I’m a Duke football fan. There. I said it. You “but omg you’re media” clowns are going to have to deal with that, because here’s a secret … ALL members of sports media started out as just a fan. And my team just happens to be Duke football.
Growing up in Durham, it was always tough to get Duke basketball tickets, so I liked the team, but it wasn’t the same. Plus, I just love college football. For as long as I can remember, I have been a Duke football fan. It’s a huge part of my family’s life, and it’s a deeply personal connection that I have with the program. I’m okay with it, and I don’t really care if you are or not.
While my attention will be entirely on covering Virginia Tech and Arkansas at the Belk Bowl today, on a personal note, it’s very hard for me to be here. You see, in 2012, Duke was here, and it meant a lot to me. How much did it mean? Here’s something I wrote for a friend’s blog back in 2010 that explains a little bit about what it means to be a Duke football fan:
We were having a great time in Washington, DC last summer at this really nice outdoor bar in the courtyard of a downtown hotel. My friends and I were in town for a wedding, and like most conversations at most bars, we all began talking about sports. I ended up with a group from the other half of the wedding party, a nice group of folks with a passion for soccer hailing from Philadelphia and Chicago mainly. “Is soccer your favorite sport?” they asked. “Well, I love soccer, but where I’m from our first love is college sports,” I replied. “Yeah I bet, Tar Heel country right?” “Big Duke fan,” I said.
“Well, who do you cheer for during football season?”
“Duke,” I said. I don’t even know how to describe the tone of my response other than to say it was part defiant, part confused, part angry and part defeated. “Hey, I’m going to go catch up with my friends. It was nice meeting you guys.” The conversation was over.

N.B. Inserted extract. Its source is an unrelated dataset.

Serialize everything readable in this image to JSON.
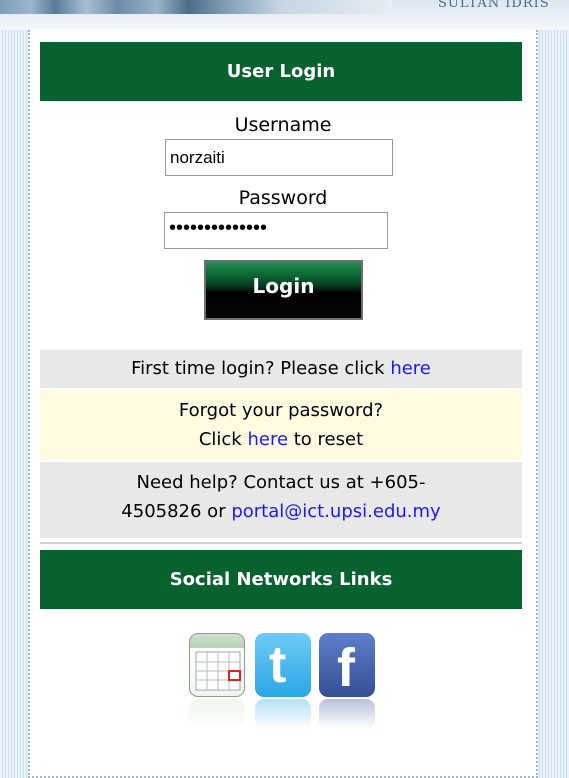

It pretty much ruined my night.
That night in 2012, head coach David Cutcliffe gave this speech:
I didn’t see it live because I was at the game, but if I had, I probably would have cried. I’m okay admitting that. No, I didn’t cry at the game. It wasn’t that type of emotion. It honestly was more of a broken, numb feeling. Don’t remember what happened? Here you go.
So here I am again, four years later, and in a much different capacity. I’m excited for the game, and I’m thrilled for my company to support one of our state’s best events of the calendar year, sports or otherwise. The first thing I did when I got here? I looked for closure. And I’m doing okay. Thanks for listening.